A Bloom filter is a probabilistic data structure.

It can answer:

Definitely not present
Maybe present

It cannot answer:

Definitely present

This is the key tradeoff.

A Bloom filter can have false positives, but it does not have false negatives.

What that means

If the Bloom filter says:

No

Then the item is definitely not in the set.

If it says:

Maybe

Then the item might be in the set, so you still check the database or storage.

When to use Bloom filters

Good interview signals:

  • many requests are for missing data,
  • database lookups are expensive,
  • you need large-scale deduplication,
  • you want a memory-efficient pre-check,
  • false positives are acceptable.

Examples:

  • URL shortener: check if a custom alias may already exist,
  • web crawler: check if URL was already seen,
  • cache penetration: avoid DB lookups for invalid keys,
  • username availability check,
  • blocked IP or URL lookup,
  • duplicate event detection.

Cache penetration example

Imagine users request many fake IDs:

/item/abc123
/item/fake999
/item/not-real

If these IDs do not exist, cache will miss and the database gets hit again and again.
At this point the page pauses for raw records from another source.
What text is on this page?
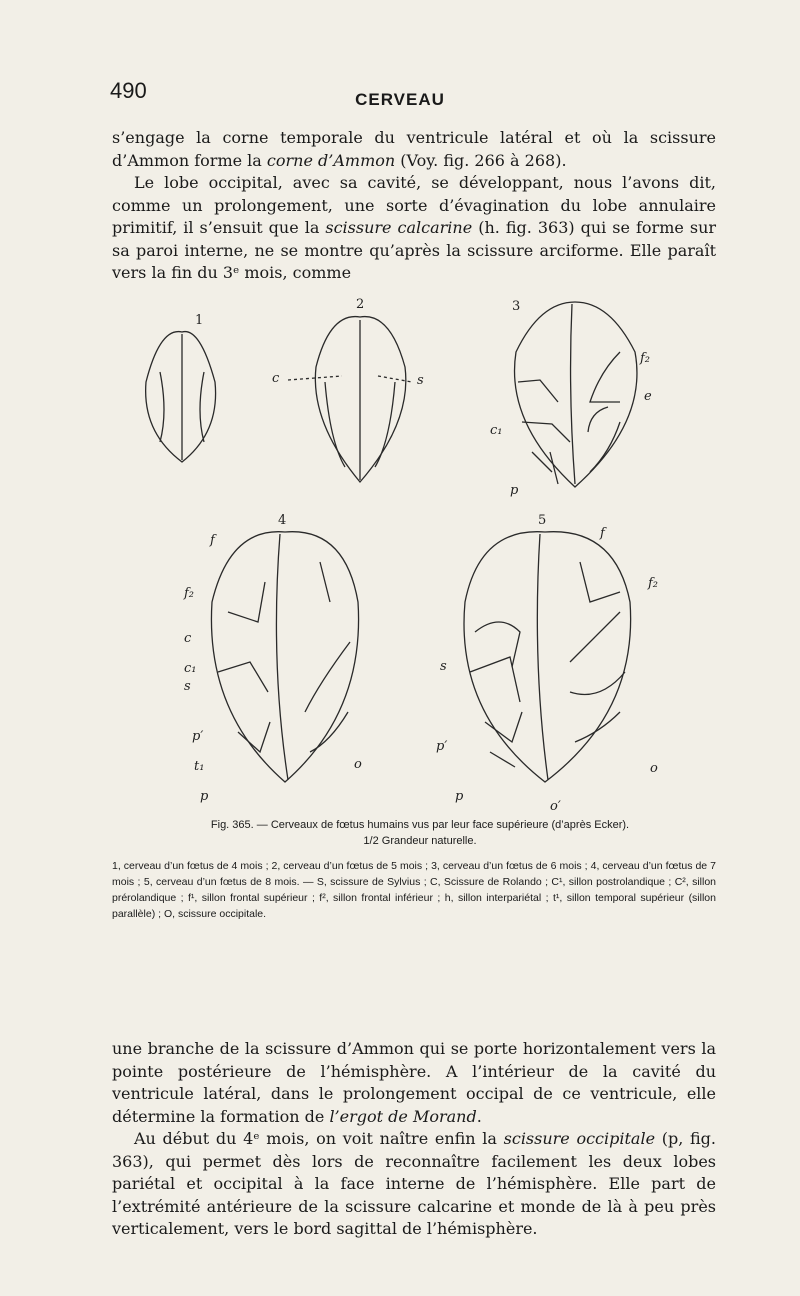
490	CERVEAU
s’engage la corne temporale du ventricule latéral et où la scissure d’Ammon forme la corne d’Ammon (Voy. fig. 266 à 268).
Le lobe occipital, avec sa cavité, se développant, nous l’avons dit, comme un prolongement, une sorte d’évagination du lobe annulaire primitif, il s’ensuit que la scissure calcarine (h. fig. 363) qui se forme sur sa paroi interne, ne se montre qu’après la scissure arciforme. Elle paraît vers la fin du 3ᵉ mois, comme
1
2	3
4	5
c	s
f₂
e
c₁
p
f
f₂
c
c₁
s
p′
t₁
p
o
f
f₂
s
p′
p
o
o′
Fig. 365. — Cerveaux de fœtus humains vus par leur face supérieure (d’après Ecker).
1/2 Grandeur naturelle.

1, cerveau d’un fœtus de 4 mois ; 2, cerveau d’un fœtus de 5 mois ; 3, cerveau d’un fœtus de 6 mois ; 4, cerveau d’un fœtus de 7 mois ; 5, cerveau d’un fœtus de 8 mois. — S, scissure de Sylvius ; C, Scissure de Rolando ; C¹, sillon postrolandique ; C², sillon prérolandique ; f¹, sillon frontal supérieur ; f², sillon frontal inférieur ; h, sillon interpariétal ; t¹, sillon temporal supérieur (sillon parallèle) ; O, scissure occipitale.

une branche de la scissure d’Ammon qui se porte horizontalement vers la pointe postérieure de l’hémisphère. A l’intérieur de la cavité du ventricule latéral, dans le prolongement occipal de ce ventricule, elle détermine la formation de l’ergot de Morand.
Au début du 4ᵉ mois, on voit naître enfin la scissure occipitale (p, fig. 363), qui permet dès lors de reconnaître facilement les deux lobes pariétal et occipital à la face interne de l’hémisphère. Elle part de l’extrémité antérieure de la scissure calcarine et monde de là à peu près verticalement, vers le bord sagittal de l’hémisphère.
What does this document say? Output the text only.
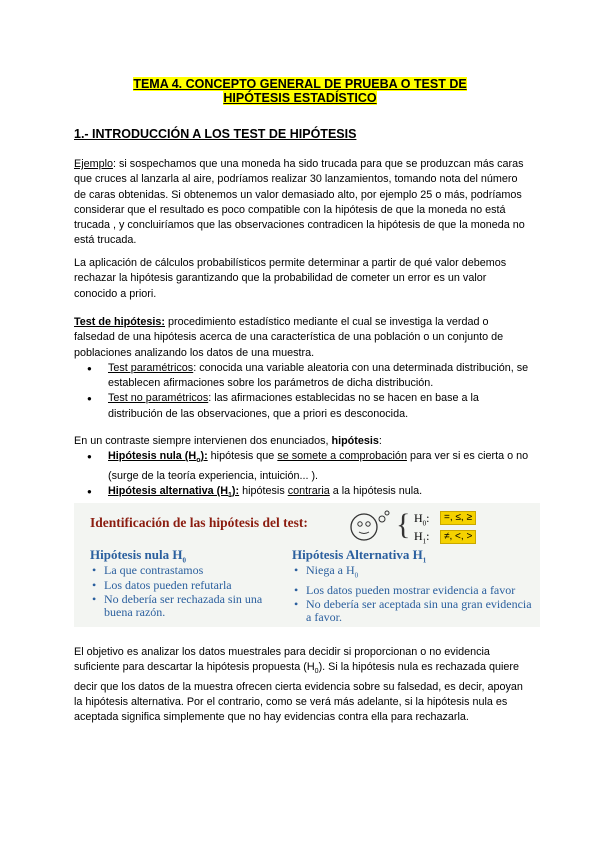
TEMA 4. CONCEPTO GENERAL DE PRUEBA O TEST DE
HIPÓTESIS ESTADÍSTICO
1.- INTRODUCCIÓN A LOS TEST DE HIPÓTESIS
Ejemplo: si sospechamos que una moneda ha sido trucada para que se produzcan más caras que cruces al lanzarla al aire, podríamos realizar 30 lanzamientos, tomando nota del número de caras obtenidas. Si obtenemos un valor demasiado alto, por ejemplo 25 o más, podríamos considerar que el resultado es poco compatible con la hipótesis de que la moneda no está trucada , y concluiríamos que las observaciones contradicen la hipótesis de que la moneda no está trucada.
La aplicación de cálculos probabilísticos permite determinar a partir de qué valor debemos rechazar la hipótesis garantizando que la probabilidad de cometer un error es un valor conocido a priori.
Test de hipótesis: procedimiento estadístico mediante el cual se investiga la verdad o falsedad de una hipótesis acerca de una característica de una población o un conjunto de poblaciones analizando los datos de una muestra.
● Test paramétricos: conocida una variable aleatoria con una determinada distribución, se establecen afirmaciones sobre los parámetros de dicha distribución.
● Test no paramétricos: las afirmaciones establecidas no se hacen en base a la distribución de las observaciones, que a priori es desconocida.
En un contraste siempre intervienen dos enunciados, hipótesis:
● Hipótesis nula $(H_o)$: hipótesis que se somete a comprobación para ver si es cierta o no (surge de la teoría experiencia, intuición... ).
● Hipótesis alternativa $(H_1)$: hipótesis contraria a la hipótesis nula.
Identificación de las hipótesis del test:	{ $H_0$:
$H_1$:
=, ≤, ≥
≠, <, >
Hipótesis nula $H_0$
• La que contrastamos
• Los datos pueden refutarla
• No debería ser rechazada sin una buena razón.
Hipótesis Alternativa $H_1$
• Niega a $H_0$
• Los datos pueden mostrar evidencia a favor
• No debería ser aceptada sin una gran evidencia a favor.
El objetivo es analizar los datos muestrales para decidir si proporcionan o no evidencia suficiente para descartar la hipótesis propuesta $(H_0)$. Si la hipótesis nula es rechazada quiere decir que los datos de la muestra ofrecen cierta evidencia sobre su falsedad, es decir, apoyan la hipótesis alternativa. Por el contrario, como se verá más adelante, si la hipótesis nula es aceptada significa simplemente que no hay evidencias contra ella para rechazarla.
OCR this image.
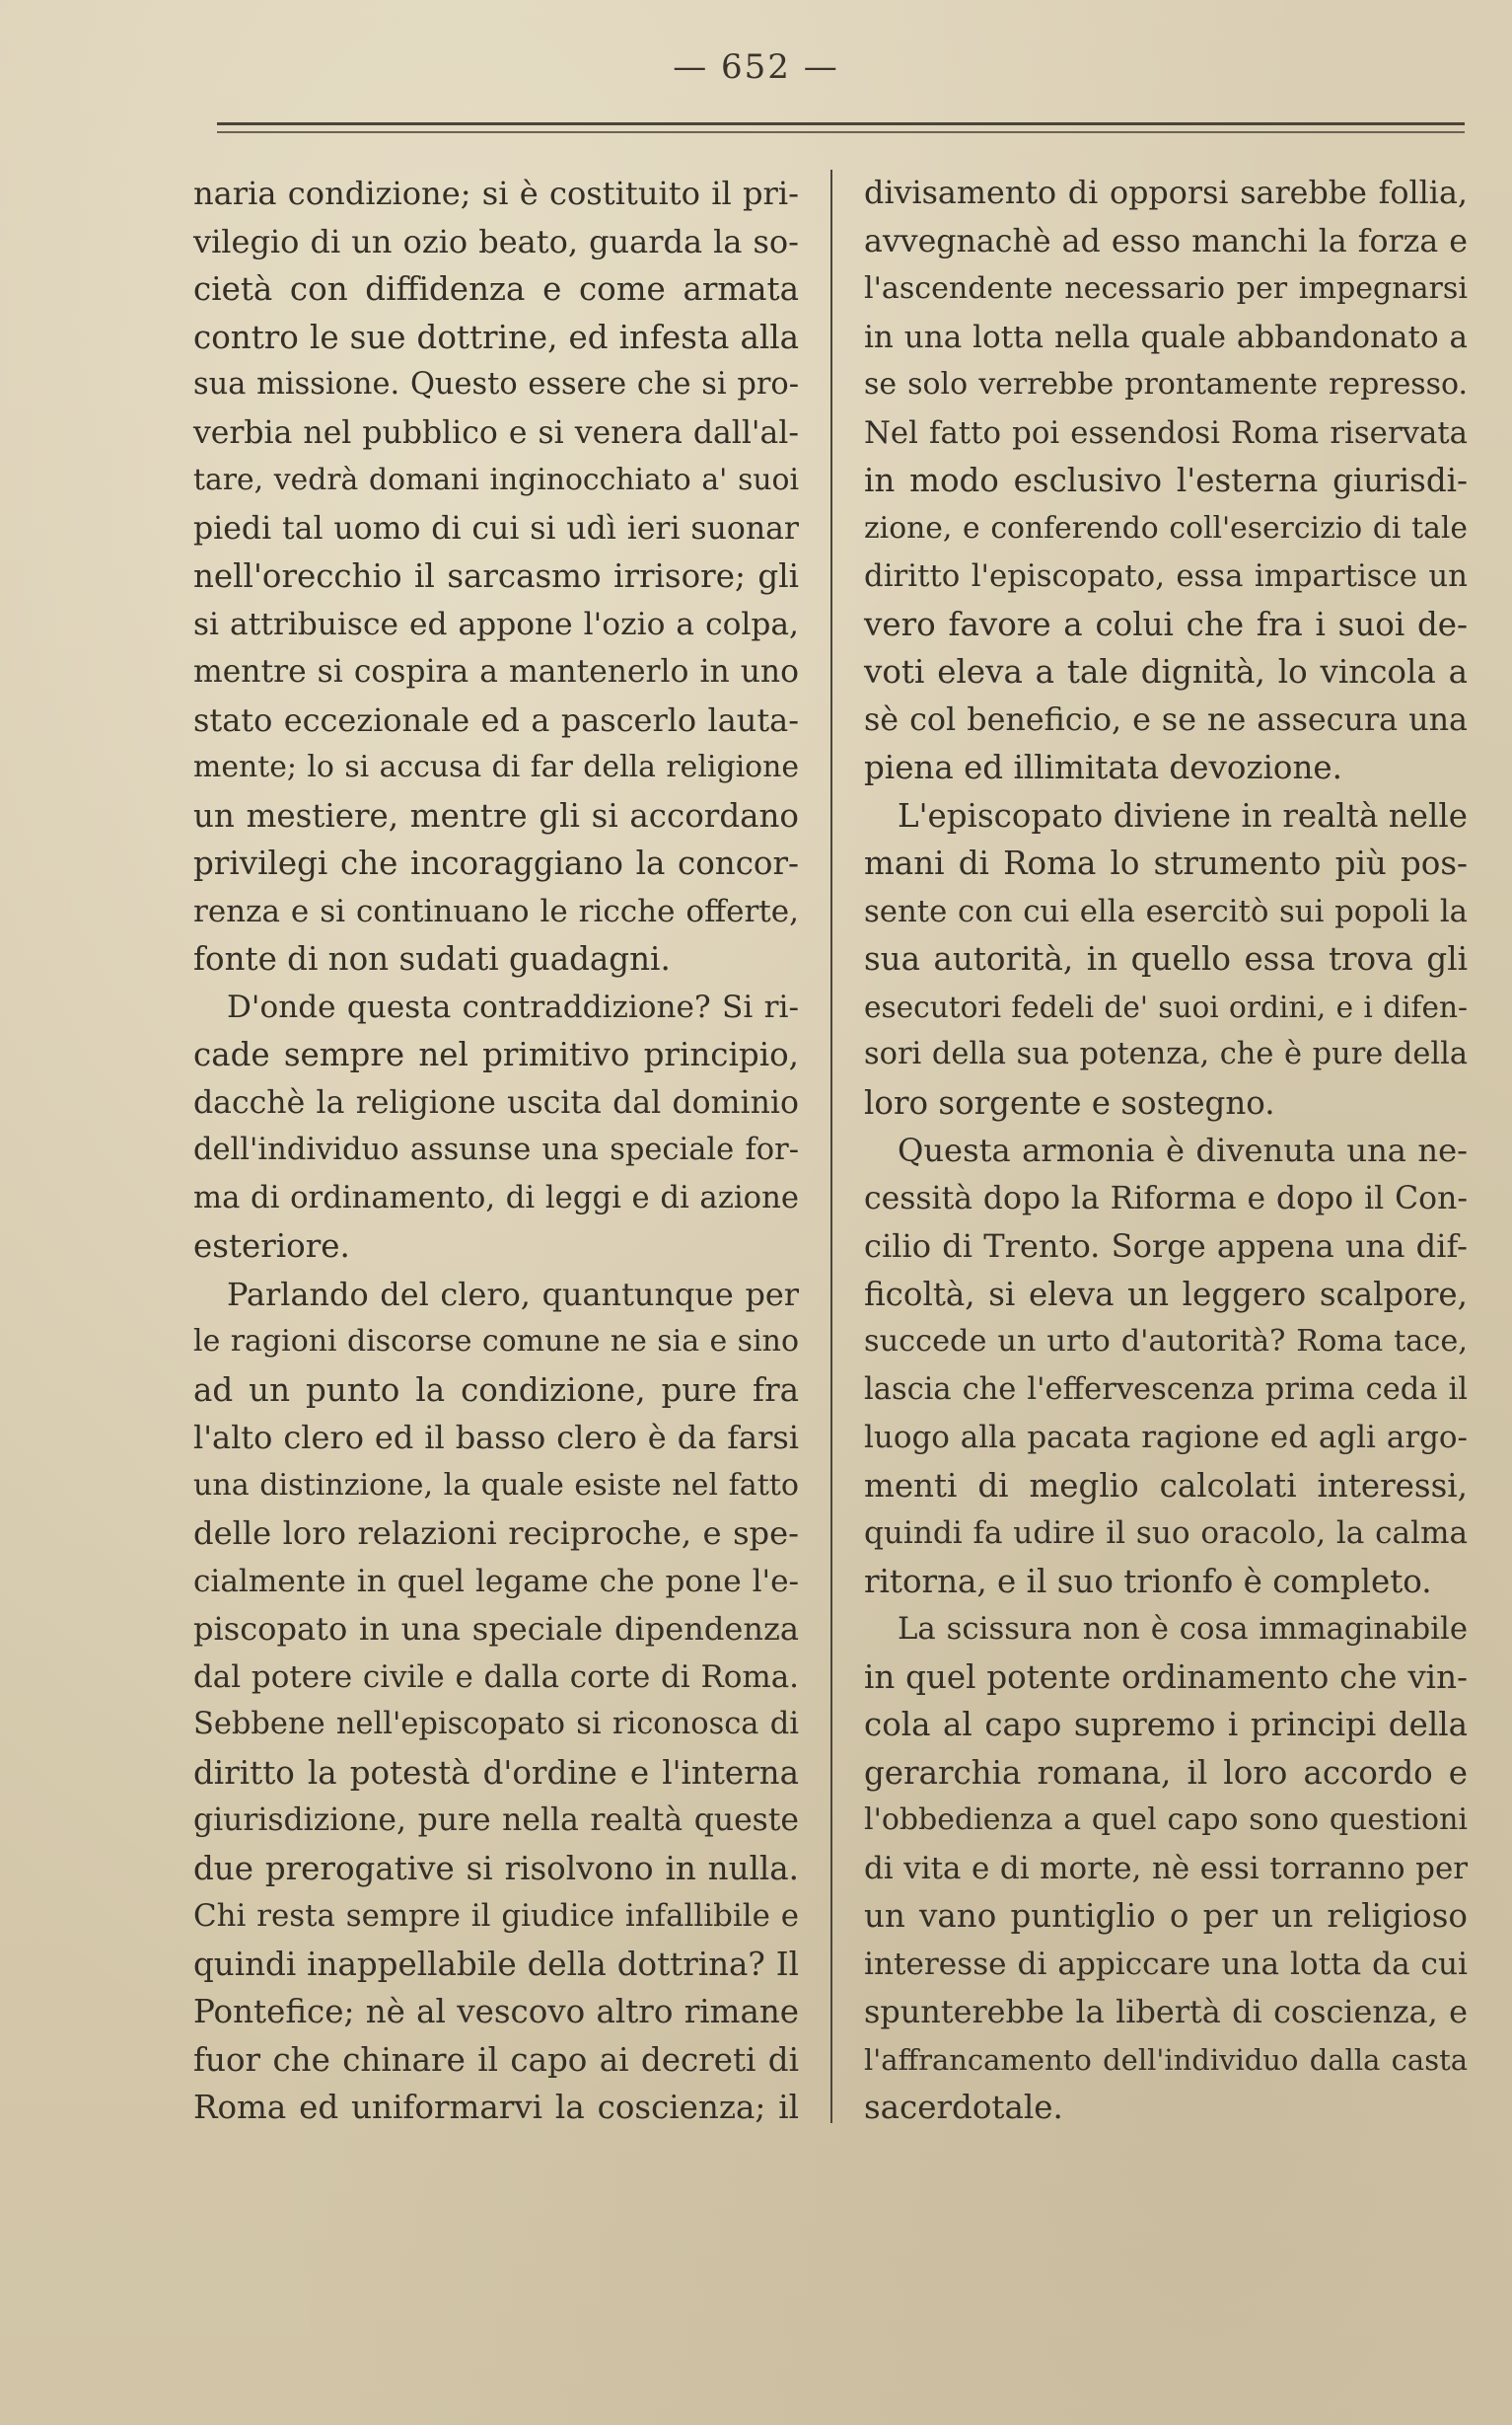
— 652 —
naria condizione; si è costituito il pri-
vilegio di un ozio beato, guarda la so-
cietà con diffidenza e come armata
contro le sue dottrine, ed infesta alla
sua missione. Questo essere che si pro-
verbia nel pubblico e si venera dall'al-
tare, vedrà domani inginocchiato a' suoi
piedi tal uomo di cui si udì ieri suonar
nell'orecchio il sarcasmo irrisore; gli
si attribuisce ed appone l'ozio a colpa,
mentre si cospira a mantenerlo in uno
stato eccezionale ed a pascerlo lauta-
mente; lo si accusa di far della religione
un mestiere, mentre gli si accordano
privilegi che incoraggiano la concor-
renza e si continuano le ricche offerte,
fonte di non sudati guadagni.
D'onde questa contraddizione? Si ri-
cade sempre nel primitivo principio,
dacchè la religione uscita dal dominio
dell'individuo assunse una speciale for-
ma di ordinamento, di leggi e di azione
esteriore.
Parlando del clero, quantunque per
le ragioni discorse comune ne sia e sino
ad un punto la condizione, pure fra
l'alto clero ed il basso clero è da farsi
una distinzione, la quale esiste nel fatto
delle loro relazioni reciproche, e spe-
cialmente in quel legame che pone l'e-
piscopato in una speciale dipendenza
dal potere civile e dalla corte di Roma.
Sebbene nell'episcopato si riconosca di
diritto la potestà d'ordine e l'interna
giurisdizione, pure nella realtà queste
due prerogative si risolvono in nulla.
Chi resta sempre il giudice infallibile e
quindi inappellabile della dottrina? Il
Pontefice; nè al vescovo altro rimane
fuor che chinare il capo ai decreti di
Roma ed uniformarvi la coscienza; il
divisamento di opporsi sarebbe follia,
avvegnachè ad esso manchi la forza e
l'ascendente necessario per impegnarsi
in una lotta nella quale abbandonato a
se solo verrebbe prontamente represso.
Nel fatto poi essendosi Roma riservata
in modo esclusivo l'esterna giurisdi-
zione, e conferendo coll'esercizio di tale
diritto l'episcopato, essa impartisce un
vero favore a colui che fra i suoi de-
voti eleva a tale dignità, lo vincola a
sè col beneficio, e se ne assecura una
piena ed illimitata devozione.
L'episcopato diviene in realtà nelle
mani di Roma lo strumento più pos-
sente con cui ella esercitò sui popoli la
sua autorità, in quello essa trova gli
esecutori fedeli de' suoi ordini, e i difen-
sori della sua potenza, che è pure della
loro sorgente e sostegno.
Questa armonia è divenuta una ne-
cessità dopo la Riforma e dopo il Con-
cilio di Trento. Sorge appena una dif-
ficoltà, si eleva un leggero scalpore,
succede un urto d'autorità? Roma tace,
lascia che l'effervescenza prima ceda il
luogo alla pacata ragione ed agli argo-
menti di meglio calcolati interessi,
quindi fa udire il suo oracolo, la calma
ritorna, e il suo trionfo è completo.
La scissura non è cosa immaginabile
in quel potente ordinamento che vin-
cola al capo supremo i principi della
gerarchia romana, il loro accordo e
l'obbedienza a quel capo sono questioni
di vita e di morte, nè essi torranno per
un vano puntiglio o per un religioso
interesse di appiccare una lotta da cui
spunterebbe la libertà di coscienza, e
l'affrancamento dell'individuo dalla casta
sacerdotale.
A Bloom filter can sit before the database:

Request key → Bloom filter
             → definitely not exist: return 404
             → maybe exists: check cache or DB

This protects the database from useless lookups.

False positives

A false positive means:

Bloom filter says “maybe present”
but the item is actually not present.

This is usually okay.

It only causes an extra database lookup.

That is much better than a false negative, which would incorrectly say an existing item does not exist.

Deletion problem

Standard Bloom filters do not support easy deletion.

If your data changes a lot, you may need:

  • counting Bloom filter,
  • periodic rebuild,
  • short-lived Bloom filters,
  • or a different data structure.

Common mistakes

  • Saying Bloom filter gives exact answers.
  • Forgetting false positives.
  • Using it as the source of truth.
  • Using it when false positives are not acceptable.
  • Ignoring deletion.
  • Adding it when normal cache or database index is enough.

Final takeaway

Bloom filters are useful when many requests are for things that do not exist.

A strong answer is:

I would use a Bloom filter to quickly reject keys that definitely do not exist. False positives are acceptable because they only cause an extra database lookup. The database remains the source of truth.